Tuesday 24 November 2015

Insolens Verbum


I am reading The Man who was Thursday by G.K. Chesterton and as ever wonder whether his over use of paradoxes(oi) was a severe defect of his style. They seem like shiny, glittery objects which have a mesmeric effect and stun the judgement by their patent cleverality. It is, I suggest, a corollary of the principle mentioned by Coleridge in Essays on the Principles of Method:

For if he be, as we now assume, a well-educated man as well as a man of superior powers, he will not fail to follow the golden rule of Julius Caesar, Insolens verbum, tanquam scopulum, evitare. (De Analogia) Unless where new things necessitate new terms, he will avoid an unusual word as a rock.

Avoid reefs - you tend to get stuck on them. Unusual juxtapositions have that effect for they require unpacking. Richard Whately in his Rhetoric has the better procedure. First expatiate and then summate by the apothegm or other device. Oops, insolens verba.

Still, I enjoy his paradoxes, which is undoubtedly a defect in me:

"Listen to me," cried Syme with extraordinary emphasis. "Shall I tell you the secret of the whole world? It is that we have only known the back of the world. We see everything from behind, and it looks brutal.
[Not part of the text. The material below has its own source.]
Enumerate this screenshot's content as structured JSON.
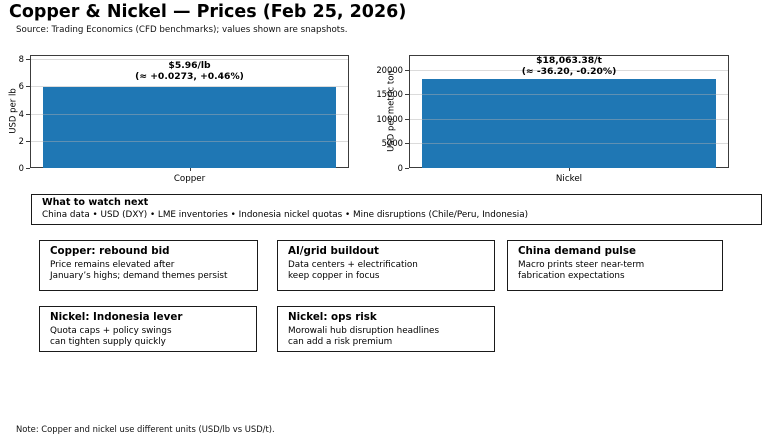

That is not a tree, but the back of a tree. That is not a cloud, but the back of a cloud. Cannot you see that everything is stooping and hiding a face? If we could only get round in front—"

((Full Quote from Caesar: tamquam scopulum, sic fugias inauditum atque insolens verbum trans:avoid a strange and unfamiliar word as you would a dangerous reef ))

4 comments:

kimi said...


Coleridge should have worked harder at his Latin translation; for rocks don't avoid reefs, ships do!

Professor Earle in his English Prose (1890), Pg 42, gets it right.

ombhurbhuva said...

Hi Kimi,
That reading seems a bit strained - as a rock means in the same manner as you would a rock. Can you post that Prof. Earle citation?

J.M Wood said...

‘Man Who Was Thursday’ sometime since I read it. But there’s a chase scene. The reason I remember, it was an occasion I laughed out loud - with the printed page. (I was brought here by the Latin in the Coleridge- who I read for his erudition

ombhurbhuva said...

J.M. Wood:
Thanks for the comment. I get a steady trickle of views of this post emanating from B.L. He broke his own rule by introducing supra-insolens verba i.e. neologisms. Coleridge's neologisms are still current – idealize, impact , psycho-analytic, intensify, narcissism and many more. My favourite is protophaenomenon. I've posted on it.